Cliches are fun right? All that glitters isn’t gold. And they all lived happily ever after. Read between the lines. Fun but not always that useful. Alexander Poe knows, however, that there is at least one cliche that stands up to scrutiny. Less is More. Unplugged is the sound of him putting the phrase to the test as he takes The Hate Club‘s songs of emotional turmoil and disenfranchisement and strips them down to the bone. Excuse the cliche.

Usually swathed in sonic layers of punk rock swagger, dark drama and exploratory electronica, here he eschews his usual approach and instead delivers the songs fairly unadorned with occasionally just minimal accompaniment, but largely in the raw. And of course, that is the real test for anyone’s music, peel the layers away, the studio textures and the additional detail and you get to the heart of the song itself and if it still works in such an intimate and musically naked form then it is a good song in its own right. That’s the litmus test.

It is a test that Poe’s music passes with ease. It fact it is a brilliant opportunity to see the simple but effective mechanics of his songs in action and you realise that at the heart of these sweeping and poignant pieces is a very traditional starting point. And without the usual cloak of swirling dark energy the songs become even sharper, more direct, seem more personal and even more easily accessible.

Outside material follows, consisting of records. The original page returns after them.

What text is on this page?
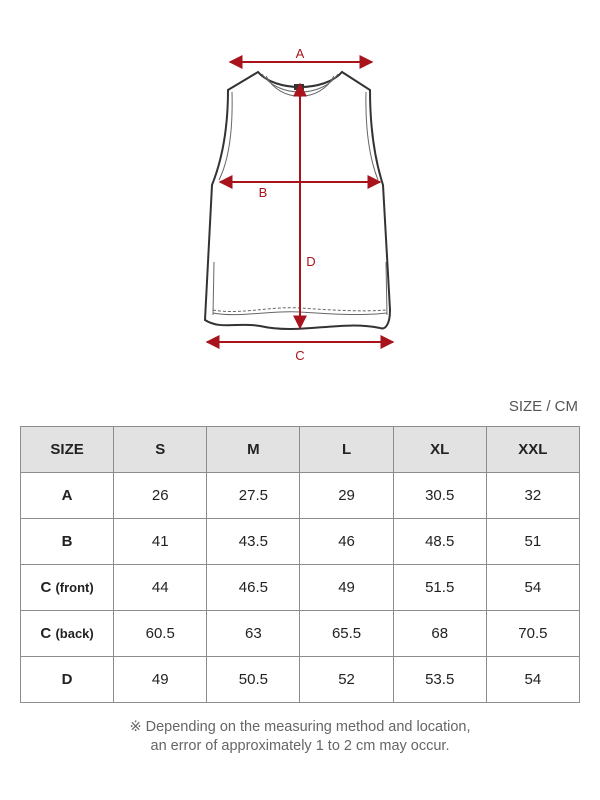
A
B
C
D
SIZE / CM
SIZE	S	M	L	XL	XXL
A	26	27.5	29	30.5	32
B	41	43.5	46	48.5	51
C (front)	44	46.5	49	51.5	54
C (back)	60.5	63	65.5	68	70.5
D	49	50.5	52	53.5	54
※ Depending on the measuring method and location,
an error of approximately 1 to 2 cm may occur.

But they are anything but the dark, gothic dirges that I may seem to be painting here. One Mile Away runs on a strange staccato groove and almost comes across like beat poetry put to a warped dystopian disco beat and Poison chimes along to splintered mandolins and military drum rolls. It is closing salvo Little By Little that gets closest to the heart aching and world weary vibe that you might have been expecting but the fact that he doesn’t rely on this more obvious tack shows that he is happy to explore his own sound rather than merely deliver what the audience might be expecting. After all wouldn’t that be just a little cliched? Alexander Poe proves that he is anything but.